Im Herstellungsprozess von Popcorn ist 180°C also der Tipping Point. Denn nicht jedes einzelne Maiskorn benötigt 3:20 Minuten. Ist die Temperatur erreicht, kann es schnell gehen. Bei disruptiven Innovationen sehen wir ein ähnliches Phänomen. Lange Zeit tut sich wenig und dann rollt die Lawine los. Oft sind es digitale Geschäftsmodelle, die bisherige Geschäftsmodelle substituieren: Brockhaus vs. Wikipedia, Videothek vs. Netflix u.v.m. Bei allen Beispielen wird schnell klar, dass immer ein Tipping Point exisitert hat. Sei es die Verfügbarkeit des Internets oder genügend Bandbreite für Streaming-Dienste. Unternehmen haben in der heutigen Zeit die spannende Herausforderung die für sie relevanten Tipping Points der Zukunft zu prognostizieren und sich darauf vorzubereiten, um nicht selbst von einem solchen Tipping Point überrascht und substituiert zu werden. Auf was müssen wir uns also in den nächsten Jahren einstellen?

Das Ende der Dummheit

Der nächste Tipping Point in der Digitalisierung wird für das Jahr 2022 prognostiziert. Dann wird jeder von uns einen persönlichen digitalen Assistenten nutzen, der Routinetätigkeiten in der täglichen Organisation des Alltags übernimmt. Bis dahin wird die Technologie und vor allem die Datenbasis verfügbar sein, um für den Nutzer nutzenbringende Assistenz-Dienste anbieten zu können. Die Vergangenheit hat gezeigt, dass ein Dienst benutzt wird, sobald er praktisch ist und entsprechend Nutzen stiftet.

Humanoide Roboter

Ein weitere Tipping Point im Bereich Assistenzsysteme wird in der Robotic auf uns zu kommen. Wenn nämlich ein humanoider Roboter für unter 20 TEUR angeboten wird, lassen sich Geschäftsmodelle rechnen. Warum ist das so? Eine Maschine die 20 TEUR kostet, lässt sich für 199 Euro im Monat leasen (siehe KFZ). Für 199 Euro im Monat 80% der Routinetätigkeiten im Haushalt erledigen zu lassen, bedeutet für die eigene Haushaltshilfe rechnerisch einen Stundenlohn von 3,32 Euro aufbringen zu müssen (bei 2 Stunden Hausarbeit am Tag). Technologisch ist das schon kein Problem und die Preisgrenze dürfte in den Jahren 2025 bis 2027 fallen.

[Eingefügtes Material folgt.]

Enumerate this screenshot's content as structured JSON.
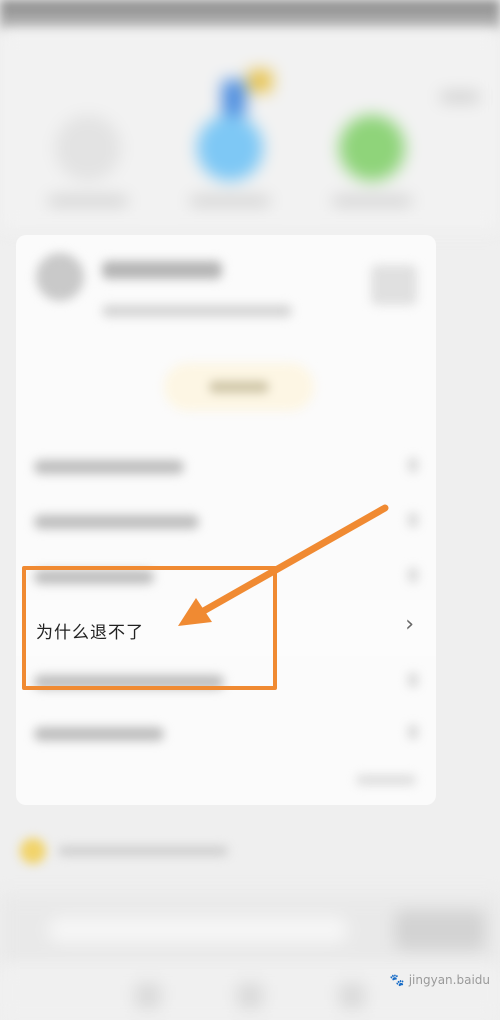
{
  "faq": {
    "question": "为什么退不了",
    "chevron": "›"
  },
  "annotation": {
    "color": "#f08a32",
    "shape": "arrow-and-box"
  },
  "watermark": {
    "paw": "🐾",
    "text": "jingyan.baidu"
  },
  "icons": {
    "chevron": "chevron-right-icon"
  }
}
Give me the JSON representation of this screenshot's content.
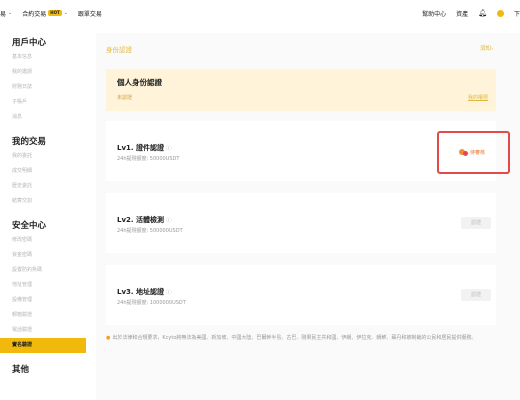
{
  "topbar": {
    "nav": [
      {
        "label": "易",
        "chev": "⌄",
        "hot": ""
      },
      {
        "label": "合約交易",
        "chev": "⌄",
        "hot": "HOT"
      },
      {
        "label": "跟單交易",
        "chev": "",
        "hot": ""
      }
    ],
    "help": "幫助中心",
    "assets": "資產",
    "download": "下"
  },
  "sidebar": {
    "groups": [
      {
        "title": "用戶中心",
        "items": [
          "基本信息",
          "我的邀請",
          "財務日誌",
          "子賬戶",
          "消息"
        ]
      },
      {
        "title": "我的交易",
        "items": [
          "我的委託",
          "成交明細",
          "歷史委託",
          "結算交割"
        ]
      },
      {
        "title": "安全中心",
        "items": [
          "修改密碼",
          "資金密碼",
          "設置防釣魚碼",
          "地址管理",
          "設備管理",
          "郵箱驗證",
          "電話驗證",
          "實名驗證"
        ]
      },
      {
        "title": "其他",
        "items": []
      }
    ],
    "active_item": "實名驗證"
  },
  "main": {
    "title": "身份認證",
    "help": "須知›"
  },
  "identity": {
    "title": "個人身份認證",
    "status": "未認證",
    "link": "我的權限"
  },
  "levels": [
    {
      "title": "Lv1. 證件認證",
      "limit": "24h提現額度: 50000USDT",
      "action": "待審核",
      "state": "review"
    },
    {
      "title": "Lv2. 活體檢測",
      "limit": "24h提現額度: 500000USDT",
      "action": "認證",
      "state": "button"
    },
    {
      "title": "Lv3. 地址認證",
      "limit": "24h提現額度: 1000000USDT",
      "action": "認證",
      "state": "button"
    }
  ],
  "notice": "出於法律和合規要求，Kcyto將無法為美國、新加坡、中國大陸、巴爾幹半島、古巴、剛果民主共和國、伊朗、伊拉克、朝鮮、蘇丹和被制裁的公民和居民提供服務。",
  "colors": {
    "accent": "#f0b90b",
    "highlight": "#e24a4a",
    "warning": "#e8772e"
  }
}
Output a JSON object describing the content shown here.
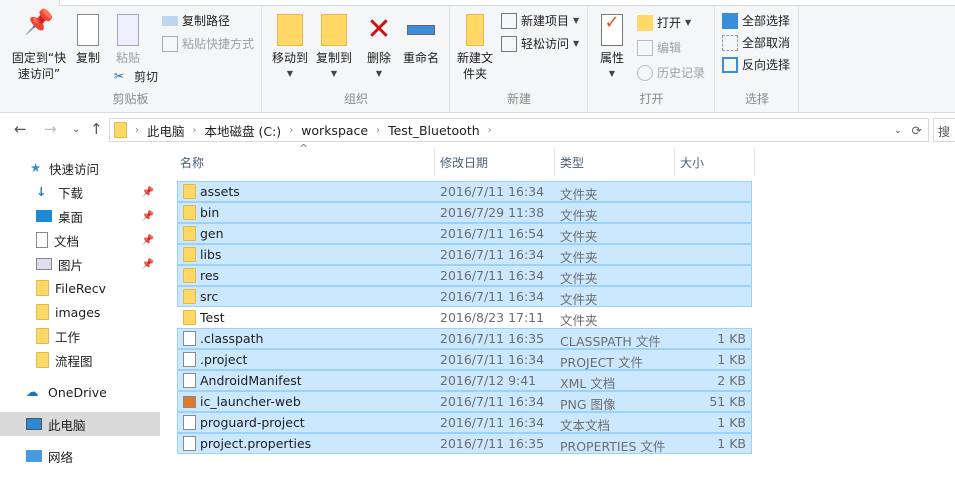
{
  "ribbon": {
    "clipboard": {
      "label": "剪贴板",
      "pin": "固定到“快速访问”",
      "copy": "复制",
      "paste": "粘贴",
      "copy_path": "复制路径",
      "paste_shortcut": "粘贴快捷方式",
      "cut": "剪切"
    },
    "organize": {
      "label": "组织",
      "move_to": "移动到",
      "copy_to": "复制到",
      "delete": "删除",
      "rename": "重命名"
    },
    "new": {
      "label": "新建",
      "new_folder": "新建文件夹",
      "new_item": "新建项目",
      "easy_access": "轻松访问"
    },
    "open": {
      "label": "打开",
      "properties": "属性",
      "open": "打开",
      "edit": "编辑",
      "history": "历史记录"
    },
    "select": {
      "label": "选择",
      "select_all": "全部选择",
      "select_none": "全部取消",
      "invert": "反向选择"
    }
  },
  "address": {
    "crumbs": [
      "此电脑",
      "本地磁盘 (C:)",
      "workspace",
      "Test_Bluetooth"
    ],
    "search_placeholder": "搜"
  },
  "nav": {
    "quick_access": "快速访问",
    "items": [
      "下载",
      "桌面",
      "文档",
      "图片",
      "FileRecv",
      "images",
      "工作",
      "流程图"
    ],
    "onedrive": "OneDrive",
    "this_pc": "此电脑",
    "network": "网络"
  },
  "columns": [
    "名称",
    "修改日期",
    "类型",
    "大小"
  ],
  "files": [
    {
      "name": "assets",
      "date": "2016/7/11 16:34",
      "type": "文件夹",
      "size": "",
      "kind": "folder",
      "selected": true
    },
    {
      "name": "bin",
      "date": "2016/7/29 11:38",
      "type": "文件夹",
      "size": "",
      "kind": "folder",
      "selected": true
    },
    {
      "name": "gen",
      "date": "2016/7/11 16:54",
      "type": "文件夹",
      "size": "",
      "kind": "folder",
      "selected": true
    },
    {
      "name": "libs",
      "date": "2016/7/11 16:34",
      "type": "文件夹",
      "size": "",
      "kind": "folder",
      "selected": true
    },
    {
      "name": "res",
      "date": "2016/7/11 16:34",
      "type": "文件夹",
      "size": "",
      "kind": "folder",
      "selected": true
    },
    {
      "name": "src",
      "date": "2016/7/11 16:34",
      "type": "文件夹",
      "size": "",
      "kind": "folder",
      "selected": true
    },
    {
      "name": "Test",
      "date": "2016/8/23 17:11",
      "type": "文件夹",
      "size": "",
      "kind": "folder",
      "selected": false
    },
    {
      "name": ".classpath",
      "date": "2016/7/11 16:35",
      "type": "CLASSPATH 文件",
      "size": "1 KB",
      "kind": "doc",
      "selected": true
    },
    {
      "name": ".project",
      "date": "2016/7/11 16:34",
      "type": "PROJECT 文件",
      "size": "1 KB",
      "kind": "doc",
      "selected": true
    },
    {
      "name": "AndroidManifest",
      "date": "2016/7/12 9:41",
      "type": "XML 文档",
      "size": "2 KB",
      "kind": "doc",
      "selected": true
    },
    {
      "name": "ic_launcher-web",
      "date": "2016/7/11 16:34",
      "type": "PNG 图像",
      "size": "51 KB",
      "kind": "png",
      "selected": true
    },
    {
      "name": "proguard-project",
      "date": "2016/7/11 16:34",
      "type": "文本文档",
      "size": "1 KB",
      "kind": "doc",
      "selected": true
    },
    {
      "name": "project.properties",
      "date": "2016/7/11 16:35",
      "type": "PROPERTIES 文件",
      "size": "1 KB",
      "kind": "doc",
      "selected": true
    }
  ]
}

Dezentrale Energieerzeugung

Ein Preis für stationäre Batteriespeicher unter 120 USD / kWh, könnte ein Tipping Point für Netzbetreiber und Stromerzeuger werden. Dann werden sogenannte Smart Grids interessant, in denen Verbraucher, Erzeuger und Speicher intelligent verbunden sind. Nun soll der Batteriepreis bei Speichern für Elektrofahrzeuge bereits 2020 auf unter 120 USD / kWh fallen. Für stationäre Speichersysteme könnte diese „magische“ Grenze noch vor 2030 durchbrochen werden.

Autonome Elektromobilität

Bei 5 bis 8 Cent pro Kilometer für autonome Mobilität wird die Luft für ÖPNV und Taxiunternehmen langsam dünn. Dass dafür zunächst die regulatorischen Rahmenbedingungen für autonomes Fahren geschaffen werden müssen, ist klar. Aber die Entwicklung hin zu autonomer Mobilität wird nicht mehr aufzuhalten sein. Bei einem 10 Kilometer Ende-zu-Ende-Transport für 0,50 Euro lohnt sich ein eigenes Fahrzeug nur noch für Vielfahrer. Dann könnte das Ende des Zweitwagens bevorstehen.

Vertical Farming

Ein weiterer Tipping Point wird die Lebensmittelindustrie treffen. Aktuell laufen einige höchst bewertete Projekte jenseits des großen Teichs zum Thema „vertical farming“. Das Motto hierbei: Lebensmittel dort produzieren, wo sie gebraucht werden. Dabei sollen Obst und Gemüse in Bio-Qualität zum Preis von konventioneller Herstellung produziert werden – vollautomatisiert und auf kleinsten Flächen. Selbst für Labor-Fleisch wird es Akzeptanz geben, sobald der Preis von Fleisch aus konventioneller Massentierhaltung erreicht wird.

Kollaboration

Schaut man sich die Tipping Points der Digitalisierung nun an, so können Energieversorger eigentlich beruhigt in die Zukunft blicken, werden doch für alle Technologien vor allem Energie benötigt. Zudem wird sich in verschiedensten Bereichen die Arbeitswelt radikal verändern. Menschen werden Wertegemeinschaften beitreten um etwas zu bewegen. Firmen werden die Herausforderungen der Digitalisierung nur durch Kooperation bewältigen können. Wie hat es bereits Henry Ford († 07.04.1947) formuliert: „Zusammenkommen ist ein Beginn, Zusammenbleiben ein Fortschritt, Zusammenarbeiten ein Erfolg.“ In diesem Sinne freue ich mich schon auf das nächste Branchentreffen.